Under the hood, the vehicle offers a choice of two engines, a V6 or a more powerful V8. The 3.0-liter V6 engine delivers 340 PS and pushes the F-Type from 0 to 60 mph (96 km/h) in 5.1 seconds (100 km/h in 5.2 seconds), all the way to a top speed electronically limited to 161mph (260km/h), while emitting just 209g/km of CO2.
V6 engine can deliver 380 PS on the F-Type S model and sprints from 0 to 60 mpg (96 km/h) in 4.8 seconds (100 km/h in 4.9 seconds), while the top speed is electronically limited to 171mph (275km/h).
The mighty 5.0-liter V8 engine found on the F-Type V8 S model delivers 495 PS and 625 Nm of torque. With these numbers, the car accelerates from 0 to 60 mph (96 km/h) in 4.2 seconds (100 km/h in 4.3 seconds) and has a top speed electronically limited to 186mph (300km/h).
There is a feature line which begins at the side vent and goes all the way to back and thus mirrors the sweeping line. When combined with the “lightcatcher” surface detailing, which is on top of the sill, the line is able to give the vehicle a sense of speed.
This same “lightcatcher” surface detailing is also able to have the door surface wrap the side of the vehicle resulting in what is known as a fuselage effect.
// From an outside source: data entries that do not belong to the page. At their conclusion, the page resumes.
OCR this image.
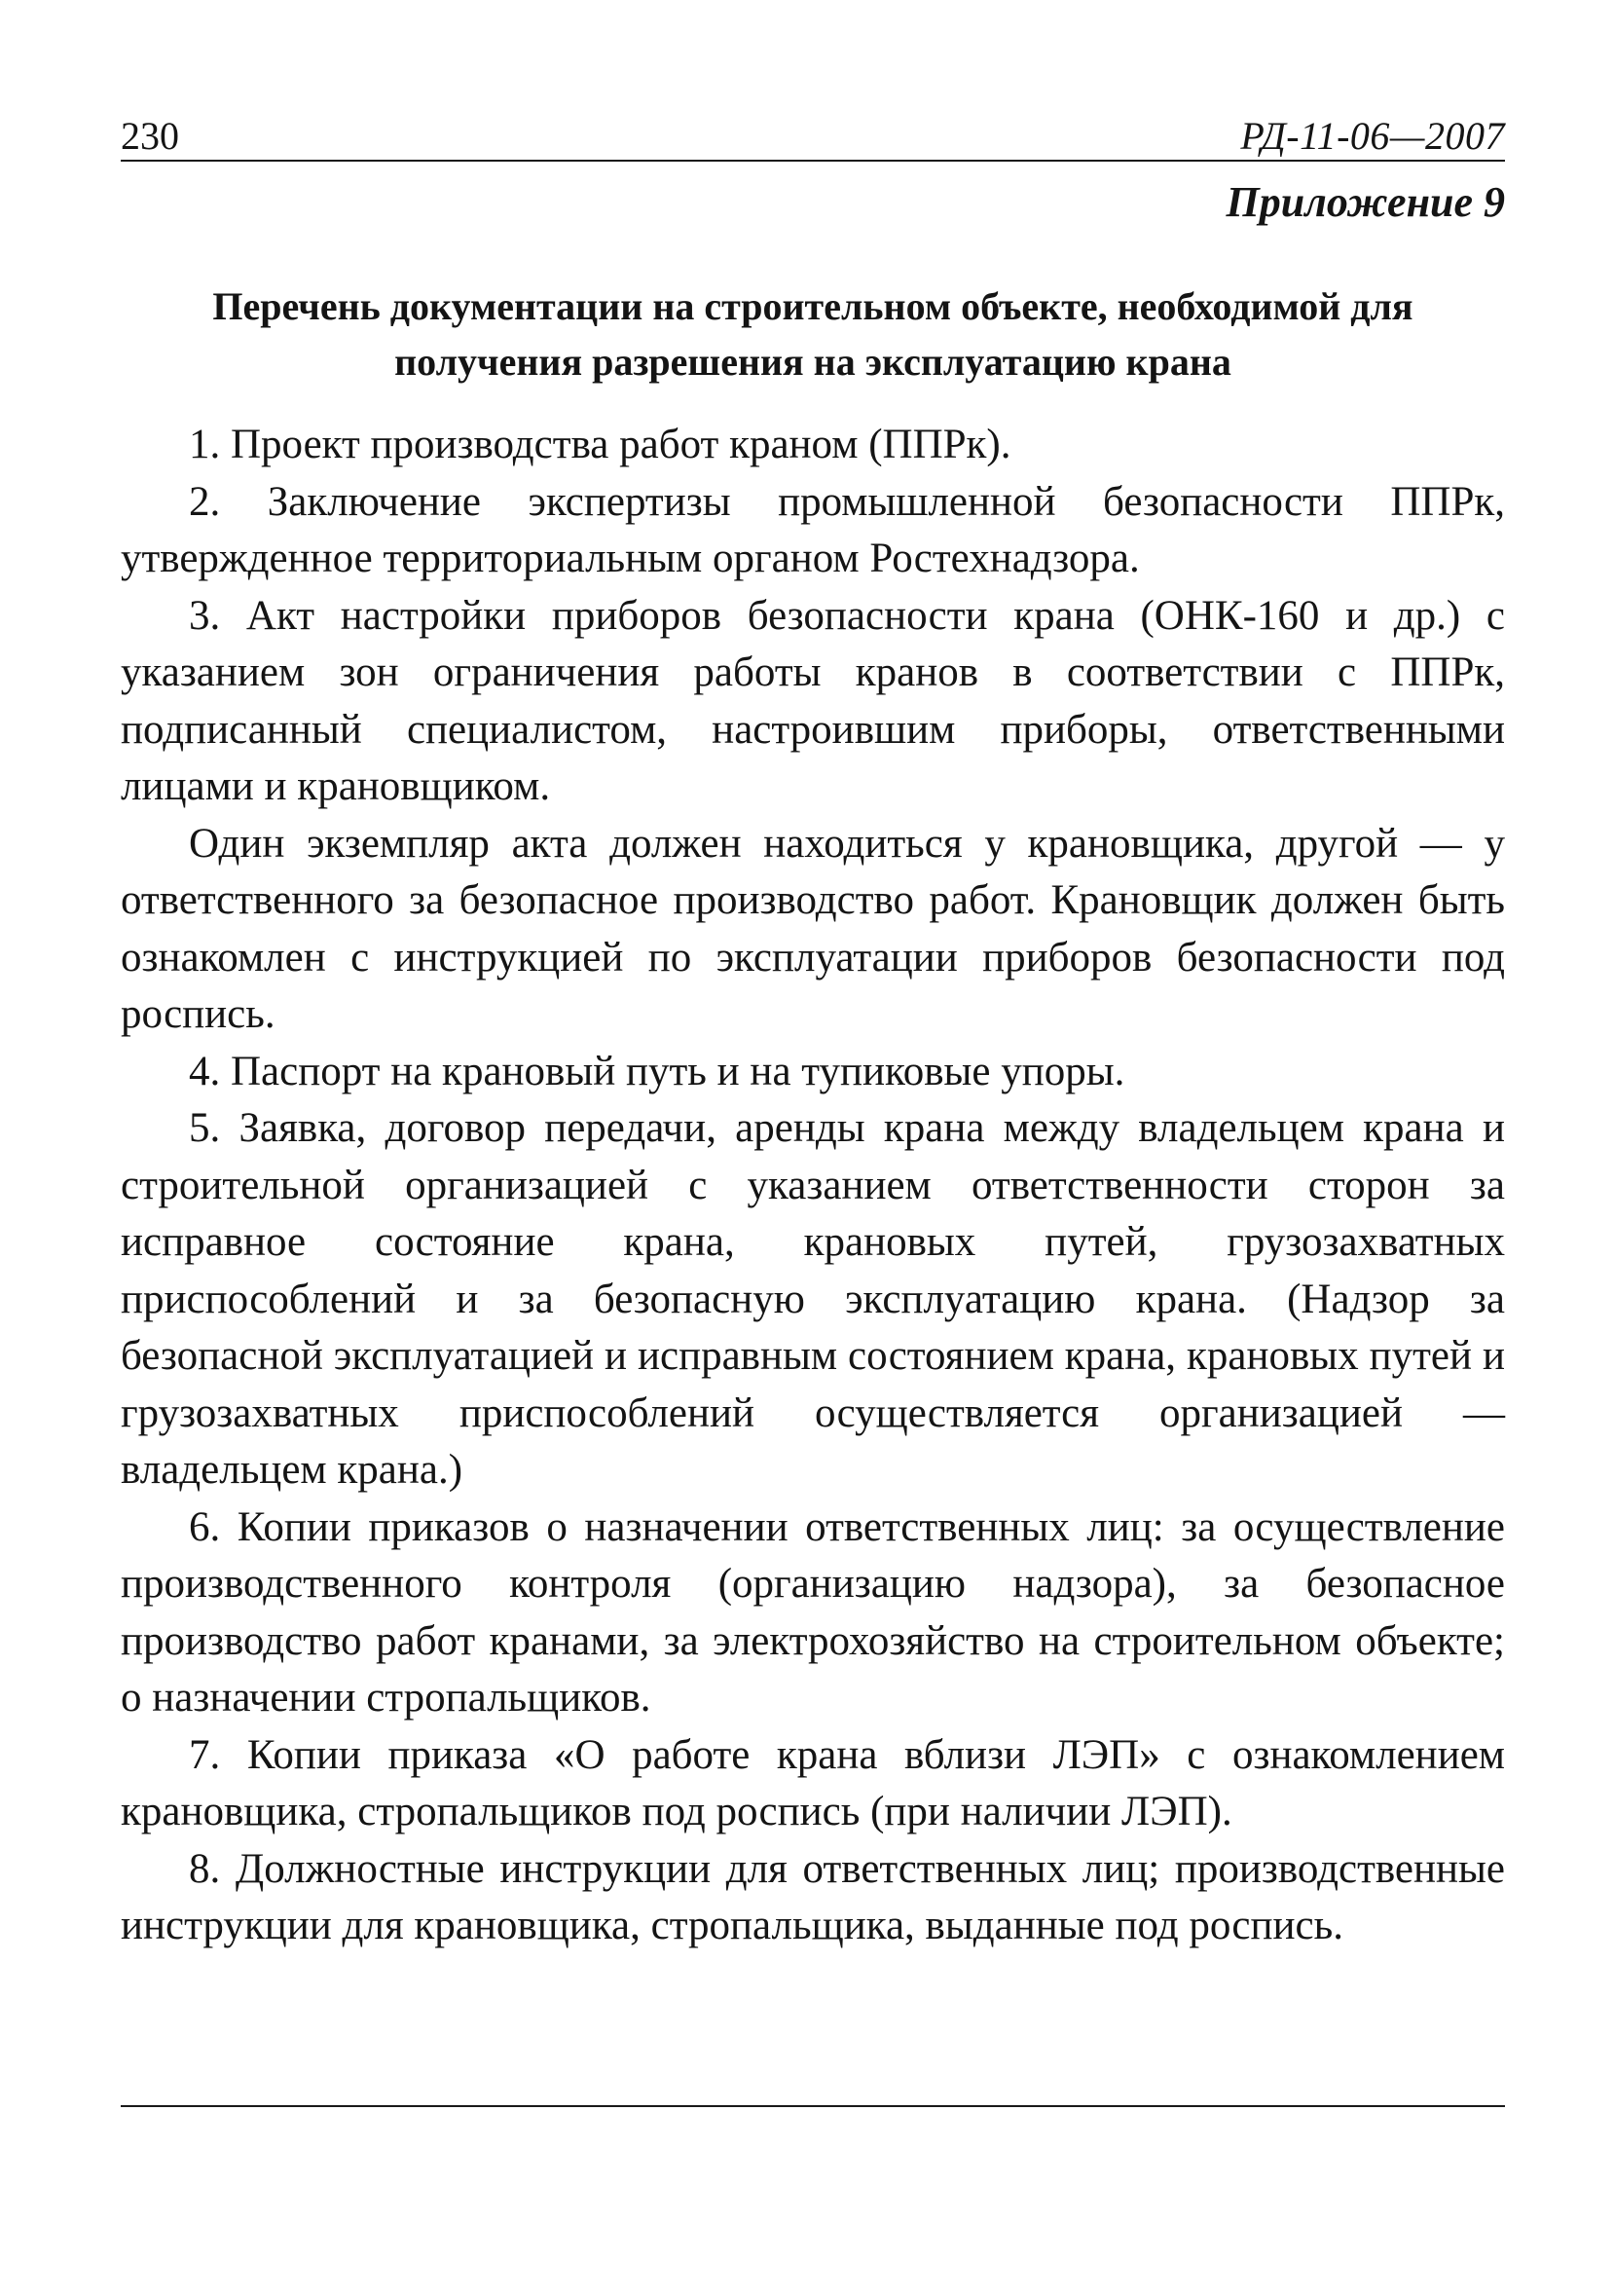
230	РД-11-06—2007
Приложение 9
Перечень документации на строительном объекте, необходимой для получения разрешения на эксплуатацию крана

1. Проект производства работ краном (ППРк).

2. Заключение экспертизы промышленной безопасности ППРк, утвержденное территориальным органом Ростехнадзора.

3. Акт настройки приборов безопасности крана (ОНК-160 и др.) с указанием зон ограничения работы кранов в соответствии с ППРк, подписанный специалистом, настроившим приборы, ответственными лицами и крановщиком.

Один экземпляр акта должен находиться у крановщика, другой — у ответственного за безопасное производство работ. Крановщик должен быть ознакомлен с инструкцией по эксплуатации приборов безопасности под роспись.

4. Паспорт на крановый путь и на тупиковые упоры.

5. Заявка, договор передачи, аренды крана между владельцем крана и строительной организацией с указанием ответственности сторон за исправное состояние крана, крановых путей, грузозахватных приспособлений и за безопасную эксплуатацию крана. (Надзор за безопасной эксплуатацией и исправным состоянием крана, крановых путей и грузозахватных приспособлений осуществляется организацией — владельцем крана.)

6. Копии приказов о назначении ответственных лиц: за осуществление производственного контроля (организацию надзора), за безопасное производство работ кранами, за электрохозяйство на строительном объекте; о назначении стропальщиков.

7. Копии приказа «О работе крана вблизи ЛЭП» с ознакомлением крановщика, стропальщиков под роспись (при наличии ЛЭП).

8. Должностные инструкции для ответственных лиц; производственные инструкции для крановщика, стропальщика, выданные под роспись.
There is however a second “heartline” which extends and shapes the muscular haunch in the rear after which it manages to sweep the vehicle’s rear section.
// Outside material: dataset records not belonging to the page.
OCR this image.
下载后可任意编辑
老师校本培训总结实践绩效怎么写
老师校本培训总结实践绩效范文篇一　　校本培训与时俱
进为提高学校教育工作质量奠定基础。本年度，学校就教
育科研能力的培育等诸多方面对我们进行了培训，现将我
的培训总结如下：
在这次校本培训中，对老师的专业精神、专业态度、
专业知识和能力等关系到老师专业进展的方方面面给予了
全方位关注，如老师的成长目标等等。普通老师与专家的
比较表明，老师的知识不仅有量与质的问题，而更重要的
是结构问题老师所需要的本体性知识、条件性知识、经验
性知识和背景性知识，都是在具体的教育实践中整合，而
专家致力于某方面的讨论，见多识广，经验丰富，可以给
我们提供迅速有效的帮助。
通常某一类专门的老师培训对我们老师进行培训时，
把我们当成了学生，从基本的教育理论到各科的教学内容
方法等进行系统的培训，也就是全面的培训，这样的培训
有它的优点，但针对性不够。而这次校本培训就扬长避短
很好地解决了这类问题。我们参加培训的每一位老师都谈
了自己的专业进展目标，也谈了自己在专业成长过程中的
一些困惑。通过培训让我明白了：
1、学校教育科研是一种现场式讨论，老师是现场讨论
By adding in an active spoiler in the rear, it made it possible for the tail to have those sleek and clean lines. This is the spoiler that is active at a certain speed in order to lower the aerodynamic lift. Generally, what happens is that when the F-Type is able to reach 60 mph, the spoiler immediately extends. If the speed goes under 40 mph, the spoiler is lowered and is kept in the flush.
Additional features that help with the aerodynamics are the sculpted valance in the rear and the splitter in the front. The headlights meanwhile have been positioned vertically instead of the usual horizontal placement. This results in the eye naturally going up and along its fender crease. Jaguar reveals that in developing the design language of the F-Type, technology played an important role.
The compact xenon unit for example only makes use of a single projector. The model’s J-Blade LED running lights on the other hand are able to highlight the heartline’s design by running through its lamp. Jaguar’s Director of Design Ian Callum said that each feature of the sports car, in terms of dimension, enables the brand to make something that is exciting visually, something that is physical and at the same time visceral.
Callum added that for him, the design of a sports car should march the purpose. Thus, it should be able to wrap not only the occupants but also the mechanical aspect in a sensual, beautiful, and exciting way but not at the expense of any decorations or surfaces.
He continued by saying that each design should have its own story to tell and this is the reason why each and every line that is in the F-Type has a beginning, a direction, and an end. By approaching each of the line in an individual manner plus getting the dimensions and visuals correctly, he continued, the result will be a sports car that will truly stand the test of time.